Why voters were turned off by Guiliani

Juan Cole gives his opinion:

The American public, worried about mortgages, recession and a seemingly interminable war in Iraq, was unimpressed — those who fear-mongered the most about Muslim terrorists have faltered at the polls.

Examples include:
— Rep. Tom Tancredo threatening to nuke Mecca and Medina in response to an attack on America.

— John Deady (co-chair of Guiliani’s veteran’s campaign) chasing Muslims back to their caves; and who doesn’t “subscribe to the principle that there are good Muslims and bad Muslims. They’re all Muslims.”

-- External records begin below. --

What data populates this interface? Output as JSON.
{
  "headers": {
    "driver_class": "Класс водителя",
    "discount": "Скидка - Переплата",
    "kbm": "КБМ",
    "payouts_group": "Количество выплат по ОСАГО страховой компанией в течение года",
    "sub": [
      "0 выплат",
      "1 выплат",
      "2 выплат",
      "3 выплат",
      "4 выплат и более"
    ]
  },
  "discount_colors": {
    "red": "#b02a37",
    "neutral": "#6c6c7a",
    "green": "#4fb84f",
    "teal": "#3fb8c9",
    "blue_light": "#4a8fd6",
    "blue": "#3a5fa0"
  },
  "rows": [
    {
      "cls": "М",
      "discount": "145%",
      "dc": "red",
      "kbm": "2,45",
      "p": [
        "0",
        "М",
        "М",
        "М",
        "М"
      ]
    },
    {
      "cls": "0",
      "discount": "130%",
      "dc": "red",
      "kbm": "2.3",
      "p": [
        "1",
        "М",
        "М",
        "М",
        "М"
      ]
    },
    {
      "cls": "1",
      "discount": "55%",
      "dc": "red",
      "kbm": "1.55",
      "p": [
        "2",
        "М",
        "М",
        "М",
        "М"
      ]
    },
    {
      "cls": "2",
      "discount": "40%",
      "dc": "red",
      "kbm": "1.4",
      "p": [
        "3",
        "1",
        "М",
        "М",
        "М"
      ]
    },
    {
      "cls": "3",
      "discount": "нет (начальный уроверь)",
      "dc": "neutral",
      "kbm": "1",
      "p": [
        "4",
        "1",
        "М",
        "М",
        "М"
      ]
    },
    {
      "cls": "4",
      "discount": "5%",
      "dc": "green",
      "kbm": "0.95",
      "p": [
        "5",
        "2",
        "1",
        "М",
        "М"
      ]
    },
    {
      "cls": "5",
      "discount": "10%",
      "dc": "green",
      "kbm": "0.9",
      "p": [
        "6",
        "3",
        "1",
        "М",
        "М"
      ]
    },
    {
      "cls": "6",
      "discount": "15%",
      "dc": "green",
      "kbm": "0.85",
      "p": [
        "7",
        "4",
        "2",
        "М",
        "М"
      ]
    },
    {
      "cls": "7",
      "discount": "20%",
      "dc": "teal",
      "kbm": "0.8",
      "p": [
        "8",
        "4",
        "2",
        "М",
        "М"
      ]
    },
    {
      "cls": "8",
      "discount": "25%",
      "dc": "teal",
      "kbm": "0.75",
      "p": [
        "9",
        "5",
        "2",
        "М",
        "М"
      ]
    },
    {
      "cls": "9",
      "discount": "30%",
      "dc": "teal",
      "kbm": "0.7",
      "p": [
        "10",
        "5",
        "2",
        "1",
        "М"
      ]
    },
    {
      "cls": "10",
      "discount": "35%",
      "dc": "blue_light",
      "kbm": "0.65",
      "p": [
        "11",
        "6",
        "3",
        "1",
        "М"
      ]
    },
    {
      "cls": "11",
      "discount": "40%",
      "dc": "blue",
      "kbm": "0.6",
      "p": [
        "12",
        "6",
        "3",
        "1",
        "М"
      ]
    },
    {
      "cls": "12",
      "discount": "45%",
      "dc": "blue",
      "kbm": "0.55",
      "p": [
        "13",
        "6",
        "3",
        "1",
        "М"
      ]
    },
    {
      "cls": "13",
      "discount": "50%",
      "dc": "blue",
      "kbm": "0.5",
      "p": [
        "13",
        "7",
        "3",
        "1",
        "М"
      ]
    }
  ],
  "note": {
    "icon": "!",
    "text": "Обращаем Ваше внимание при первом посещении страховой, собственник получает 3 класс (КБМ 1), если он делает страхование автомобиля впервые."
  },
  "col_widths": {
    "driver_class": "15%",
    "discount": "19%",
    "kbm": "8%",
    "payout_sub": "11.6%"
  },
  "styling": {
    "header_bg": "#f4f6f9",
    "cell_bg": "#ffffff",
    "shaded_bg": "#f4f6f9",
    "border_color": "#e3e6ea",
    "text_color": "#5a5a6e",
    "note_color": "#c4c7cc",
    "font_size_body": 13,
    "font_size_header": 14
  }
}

— Rep. Peter King of New York: “unfortunately we have too many mosques in this country.”

— Daniel Pipes, another Guiliani advisor. Cole calls him “a professional Islamophobe”

Giuliani and his advisors appeared to revel in demonizing Muslims. They also reveled in their own ignorance — never learning the difference between “Islamic” and “Muslim.”

“Islamic” has to do with the religion founded by the prophet Mohammed. We speak of Islamic ethics or Islamic art, as things that derive from the religion. “Muslim,” on the contrary, describes the believer. It would be perfectly all right to talk about Muslim terrorists, but calling them Islamic terrorists or Islamic fascists implies that the religion of Islam is somehow essentially connected to those extremist movements.

Giuliani complained that during their debates, Democratic rivals “never mentioned the word ‘Islamic terrorist,’ ‘Islamic extremist,’ ‘Islamic fascist,’ ‘terrorist,’ whatever combination of those words you want to use, [the] words never came up.” He added, “I can’t imagine who you insult if you say ‘Islamic terrorist.’ You don’t insult anyone who is Islamic who isn’t a terrorist.”

But people are not “Islamic,” they are Muslim. And one most certainly does insult Muslims by tying their religion to movements such as terrorism or fascism.

Muslims perceive a double standard in this regard: Timothy McVeigh and Terry Nichols would never be called “Christian terrorists” even though they were in close contact with the Christian Identity Movement. No one would speak of Christofascism or Judeofascism as the Republican candidates speak of Islamofascism.

[…] Giuliani’s pledge to take the United States on an offensive against Islamic fascism, which he also said would be a long-term battle, failed to excite the imagination of voters. It may well have alarmed them in a way different from what Giuliani intended: If, by Giuliani’s logic, the United States is only on the “defensive” now, with wars in Afghanistan and Iraq, what would being on the offensive look like?